At the opening f the TSA conference in October last year, an invitation was extended to the audience to propose quilts to be added to the collection of the International Quilt Study Centre & Museum. Earlier this year a submission was sent detailing three quilts by Judy McDermott in response to this invitation.

I am excited to report that IQSC have selected A Real Pretend Wagga for Paul Klee (1997) to be part of their collection:

Judy McDermott: A Real Pretend Wagga for Paul Klee (1997)
82 x 122 cm
Wool/acrylic and wool fabrics, machine pieced and hand quilted with hand-dyed silk thread
In Judy's own words:
This quilt is all about colour. What to do with the ferocious orange from the op shop? Add greens, as did Paul Klee in his colour studies. The yellow "makes the orange sing", says Johannes Itten, author of The Art of Colour. A wagga is a traditional Australian quilt or bush blanket made from wheat bags, old clothes, or found scrap materials. Many are cobbled together, although my favourite is 'sewn' with wire.    
(Artist's statement, Quilt National 1999)
Horizontal lines are present in a number of Judy's quilts--in the 'Big House' series as prison bars, in the 'Quilting Hill End ' series as picket fences that
surround the miners' cottages in Hill End, and as a design feature as in this quilt and the number of others in which she experimented with colour.

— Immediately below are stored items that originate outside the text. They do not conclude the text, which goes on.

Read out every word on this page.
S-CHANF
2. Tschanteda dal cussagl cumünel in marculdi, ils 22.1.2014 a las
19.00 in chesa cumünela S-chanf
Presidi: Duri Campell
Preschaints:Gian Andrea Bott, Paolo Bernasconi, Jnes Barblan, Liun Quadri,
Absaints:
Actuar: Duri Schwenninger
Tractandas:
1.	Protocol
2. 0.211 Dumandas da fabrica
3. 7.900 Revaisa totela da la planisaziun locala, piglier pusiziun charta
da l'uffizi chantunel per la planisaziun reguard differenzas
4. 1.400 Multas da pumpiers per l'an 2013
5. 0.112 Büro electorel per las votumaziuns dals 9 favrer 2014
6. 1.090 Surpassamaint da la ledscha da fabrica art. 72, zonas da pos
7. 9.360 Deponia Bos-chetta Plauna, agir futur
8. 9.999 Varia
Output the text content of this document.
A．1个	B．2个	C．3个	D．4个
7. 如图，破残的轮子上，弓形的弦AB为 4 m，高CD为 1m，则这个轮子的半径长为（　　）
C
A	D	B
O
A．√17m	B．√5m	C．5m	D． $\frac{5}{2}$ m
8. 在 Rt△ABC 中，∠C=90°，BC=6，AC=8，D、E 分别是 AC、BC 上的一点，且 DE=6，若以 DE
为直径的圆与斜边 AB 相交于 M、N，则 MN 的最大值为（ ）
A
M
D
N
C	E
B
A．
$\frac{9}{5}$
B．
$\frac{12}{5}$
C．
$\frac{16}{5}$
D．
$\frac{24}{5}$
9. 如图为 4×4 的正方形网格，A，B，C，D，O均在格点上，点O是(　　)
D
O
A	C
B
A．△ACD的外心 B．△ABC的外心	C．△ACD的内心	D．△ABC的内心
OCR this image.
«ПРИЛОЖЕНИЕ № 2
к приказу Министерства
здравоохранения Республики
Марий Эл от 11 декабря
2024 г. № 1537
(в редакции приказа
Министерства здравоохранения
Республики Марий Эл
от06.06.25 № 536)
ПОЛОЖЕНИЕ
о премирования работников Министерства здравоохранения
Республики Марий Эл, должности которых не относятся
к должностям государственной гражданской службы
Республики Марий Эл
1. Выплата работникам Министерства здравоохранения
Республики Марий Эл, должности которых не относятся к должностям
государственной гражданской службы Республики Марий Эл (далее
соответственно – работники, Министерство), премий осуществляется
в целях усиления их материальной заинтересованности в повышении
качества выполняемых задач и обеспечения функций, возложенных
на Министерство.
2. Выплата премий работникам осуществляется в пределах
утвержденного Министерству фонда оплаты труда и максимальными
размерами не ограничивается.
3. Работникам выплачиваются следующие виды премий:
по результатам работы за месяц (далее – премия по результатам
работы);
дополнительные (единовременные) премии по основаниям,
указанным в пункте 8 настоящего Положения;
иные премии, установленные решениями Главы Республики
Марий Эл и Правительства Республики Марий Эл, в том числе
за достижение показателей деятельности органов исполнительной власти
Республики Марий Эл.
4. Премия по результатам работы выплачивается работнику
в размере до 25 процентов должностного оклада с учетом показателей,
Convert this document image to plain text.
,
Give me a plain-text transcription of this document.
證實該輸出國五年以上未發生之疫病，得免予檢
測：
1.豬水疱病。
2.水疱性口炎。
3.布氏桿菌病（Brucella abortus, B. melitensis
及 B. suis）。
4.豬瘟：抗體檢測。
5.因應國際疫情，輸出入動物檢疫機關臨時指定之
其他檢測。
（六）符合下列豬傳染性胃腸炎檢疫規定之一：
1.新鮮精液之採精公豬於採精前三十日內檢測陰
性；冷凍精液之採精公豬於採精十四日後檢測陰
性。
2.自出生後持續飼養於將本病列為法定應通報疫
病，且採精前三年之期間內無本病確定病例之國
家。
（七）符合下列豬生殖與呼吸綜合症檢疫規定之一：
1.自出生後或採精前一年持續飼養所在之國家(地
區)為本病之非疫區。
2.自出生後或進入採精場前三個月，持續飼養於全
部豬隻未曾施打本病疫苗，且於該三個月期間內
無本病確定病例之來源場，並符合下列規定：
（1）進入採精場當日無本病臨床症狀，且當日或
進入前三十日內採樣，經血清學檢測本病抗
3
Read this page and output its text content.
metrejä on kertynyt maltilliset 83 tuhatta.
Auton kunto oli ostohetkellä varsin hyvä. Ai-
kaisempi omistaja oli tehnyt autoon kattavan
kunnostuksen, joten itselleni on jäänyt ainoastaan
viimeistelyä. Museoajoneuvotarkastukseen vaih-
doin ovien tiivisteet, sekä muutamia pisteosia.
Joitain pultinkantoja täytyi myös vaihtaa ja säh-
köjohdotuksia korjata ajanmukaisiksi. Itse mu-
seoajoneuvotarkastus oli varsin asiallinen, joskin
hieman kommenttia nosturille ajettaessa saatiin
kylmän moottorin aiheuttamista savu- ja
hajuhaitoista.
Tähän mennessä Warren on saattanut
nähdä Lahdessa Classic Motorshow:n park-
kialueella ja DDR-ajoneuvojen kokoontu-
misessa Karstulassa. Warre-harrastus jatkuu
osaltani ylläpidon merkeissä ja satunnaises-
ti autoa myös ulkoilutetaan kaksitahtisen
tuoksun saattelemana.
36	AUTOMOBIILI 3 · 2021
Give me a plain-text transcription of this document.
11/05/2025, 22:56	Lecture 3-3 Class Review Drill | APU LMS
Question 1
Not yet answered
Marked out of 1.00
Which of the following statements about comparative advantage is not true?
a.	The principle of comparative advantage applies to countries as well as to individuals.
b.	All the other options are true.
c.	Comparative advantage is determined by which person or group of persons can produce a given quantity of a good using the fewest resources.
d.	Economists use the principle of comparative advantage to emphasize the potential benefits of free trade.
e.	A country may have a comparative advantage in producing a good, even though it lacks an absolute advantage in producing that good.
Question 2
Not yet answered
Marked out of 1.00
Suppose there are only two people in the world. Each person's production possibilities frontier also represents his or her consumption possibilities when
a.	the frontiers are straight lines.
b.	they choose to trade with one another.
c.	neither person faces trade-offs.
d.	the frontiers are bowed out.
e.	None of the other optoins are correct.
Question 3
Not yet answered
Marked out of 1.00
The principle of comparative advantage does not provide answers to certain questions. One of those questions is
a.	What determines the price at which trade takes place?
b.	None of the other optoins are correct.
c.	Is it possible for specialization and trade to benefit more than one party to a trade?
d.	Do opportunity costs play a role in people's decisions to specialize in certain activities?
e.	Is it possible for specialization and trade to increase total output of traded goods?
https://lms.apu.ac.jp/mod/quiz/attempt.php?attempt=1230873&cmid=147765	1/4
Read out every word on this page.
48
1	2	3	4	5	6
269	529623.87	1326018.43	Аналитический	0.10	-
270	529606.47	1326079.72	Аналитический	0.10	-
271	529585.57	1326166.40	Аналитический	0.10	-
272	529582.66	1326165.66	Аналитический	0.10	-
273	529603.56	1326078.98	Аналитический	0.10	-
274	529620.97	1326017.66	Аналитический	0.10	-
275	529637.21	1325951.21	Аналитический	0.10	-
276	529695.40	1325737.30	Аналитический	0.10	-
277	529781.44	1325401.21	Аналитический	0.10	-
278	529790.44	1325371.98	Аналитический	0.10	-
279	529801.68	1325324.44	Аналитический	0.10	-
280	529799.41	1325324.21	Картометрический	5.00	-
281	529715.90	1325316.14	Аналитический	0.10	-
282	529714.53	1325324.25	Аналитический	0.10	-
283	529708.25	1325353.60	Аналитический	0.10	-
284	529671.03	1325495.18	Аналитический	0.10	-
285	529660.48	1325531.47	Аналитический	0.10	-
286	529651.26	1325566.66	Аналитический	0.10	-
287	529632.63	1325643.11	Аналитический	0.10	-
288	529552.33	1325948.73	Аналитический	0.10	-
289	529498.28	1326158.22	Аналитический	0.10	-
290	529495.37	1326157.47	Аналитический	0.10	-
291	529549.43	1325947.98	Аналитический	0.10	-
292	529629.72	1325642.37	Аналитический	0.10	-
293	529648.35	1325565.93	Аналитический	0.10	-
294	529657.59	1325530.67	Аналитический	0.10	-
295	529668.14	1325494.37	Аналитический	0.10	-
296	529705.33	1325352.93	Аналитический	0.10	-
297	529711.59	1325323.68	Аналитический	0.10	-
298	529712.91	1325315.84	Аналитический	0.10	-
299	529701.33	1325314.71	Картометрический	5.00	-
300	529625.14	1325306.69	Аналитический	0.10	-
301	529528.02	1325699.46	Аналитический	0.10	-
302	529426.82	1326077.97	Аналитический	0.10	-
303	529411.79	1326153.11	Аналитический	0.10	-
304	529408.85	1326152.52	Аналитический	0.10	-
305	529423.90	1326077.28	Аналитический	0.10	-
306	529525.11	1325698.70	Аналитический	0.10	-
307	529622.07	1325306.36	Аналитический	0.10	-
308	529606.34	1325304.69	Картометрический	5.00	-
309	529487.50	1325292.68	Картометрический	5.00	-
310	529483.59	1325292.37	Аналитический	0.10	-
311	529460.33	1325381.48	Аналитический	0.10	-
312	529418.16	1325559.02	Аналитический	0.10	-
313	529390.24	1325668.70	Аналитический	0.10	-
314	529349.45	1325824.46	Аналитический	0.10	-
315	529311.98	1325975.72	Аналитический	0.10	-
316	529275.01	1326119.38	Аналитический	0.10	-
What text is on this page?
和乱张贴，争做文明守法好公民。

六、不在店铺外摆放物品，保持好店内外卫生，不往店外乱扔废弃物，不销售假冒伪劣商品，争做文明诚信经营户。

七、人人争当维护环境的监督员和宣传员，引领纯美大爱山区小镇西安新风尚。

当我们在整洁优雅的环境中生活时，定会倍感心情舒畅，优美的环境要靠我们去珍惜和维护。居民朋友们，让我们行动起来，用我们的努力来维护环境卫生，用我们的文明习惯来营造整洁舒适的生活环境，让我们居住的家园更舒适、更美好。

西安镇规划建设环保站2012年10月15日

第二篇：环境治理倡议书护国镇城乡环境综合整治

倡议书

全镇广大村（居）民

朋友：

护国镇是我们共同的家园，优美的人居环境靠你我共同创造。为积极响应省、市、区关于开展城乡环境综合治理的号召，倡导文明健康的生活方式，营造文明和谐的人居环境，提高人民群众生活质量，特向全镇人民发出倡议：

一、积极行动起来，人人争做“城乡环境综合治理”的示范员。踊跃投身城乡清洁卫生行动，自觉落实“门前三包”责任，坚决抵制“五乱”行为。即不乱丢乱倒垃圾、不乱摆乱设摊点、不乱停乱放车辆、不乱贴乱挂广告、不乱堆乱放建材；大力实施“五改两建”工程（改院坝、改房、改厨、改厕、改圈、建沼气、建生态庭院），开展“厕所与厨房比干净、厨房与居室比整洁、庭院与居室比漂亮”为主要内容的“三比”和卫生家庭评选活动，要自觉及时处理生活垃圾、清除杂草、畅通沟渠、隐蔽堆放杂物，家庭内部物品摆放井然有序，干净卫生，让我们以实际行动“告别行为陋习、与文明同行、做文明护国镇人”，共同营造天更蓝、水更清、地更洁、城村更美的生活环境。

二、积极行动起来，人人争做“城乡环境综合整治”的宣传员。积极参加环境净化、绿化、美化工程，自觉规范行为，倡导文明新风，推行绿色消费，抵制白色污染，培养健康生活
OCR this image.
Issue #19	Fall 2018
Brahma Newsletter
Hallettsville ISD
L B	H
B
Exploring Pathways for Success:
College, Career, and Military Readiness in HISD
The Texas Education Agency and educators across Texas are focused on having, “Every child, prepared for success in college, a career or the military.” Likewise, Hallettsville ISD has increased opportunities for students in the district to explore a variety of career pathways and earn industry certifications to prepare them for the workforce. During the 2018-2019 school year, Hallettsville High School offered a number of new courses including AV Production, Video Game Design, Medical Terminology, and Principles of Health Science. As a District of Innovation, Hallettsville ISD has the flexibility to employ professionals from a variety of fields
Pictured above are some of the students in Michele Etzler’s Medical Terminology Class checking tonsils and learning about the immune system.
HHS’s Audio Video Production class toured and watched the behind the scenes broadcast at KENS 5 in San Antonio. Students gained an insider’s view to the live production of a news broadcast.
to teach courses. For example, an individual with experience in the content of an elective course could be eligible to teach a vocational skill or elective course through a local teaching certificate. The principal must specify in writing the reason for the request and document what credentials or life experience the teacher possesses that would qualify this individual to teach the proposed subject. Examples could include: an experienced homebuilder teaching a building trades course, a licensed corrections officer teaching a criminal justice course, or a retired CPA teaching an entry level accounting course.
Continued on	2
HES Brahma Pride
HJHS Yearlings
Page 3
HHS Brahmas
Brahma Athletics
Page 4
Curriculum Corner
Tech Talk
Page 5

The quilt contains a vertical line of printed text along its right hand edge:


This reads: ACRYL & BEMBERG MIXED DYED WOOLEN CLOTH 41" X 54 YDS WASHABLE RESIN FINISH MADE IN JAPAN.
The text was part of the original cloth and its inclusion in this quilt is an example of word-play and the many layers of meaning associated with Judy's work: here is a wagga, a term used for a typically Australian style of quilt, yet made up of cloth made in Japan. It will join and produce a lively dialogue with an older (and possibly 'original' and 'authentic' although one could debate it either way!) Australian wagga in the collection.  



A Real Pretend Wagga for Paul Klee was selected for Quilt National in 1999.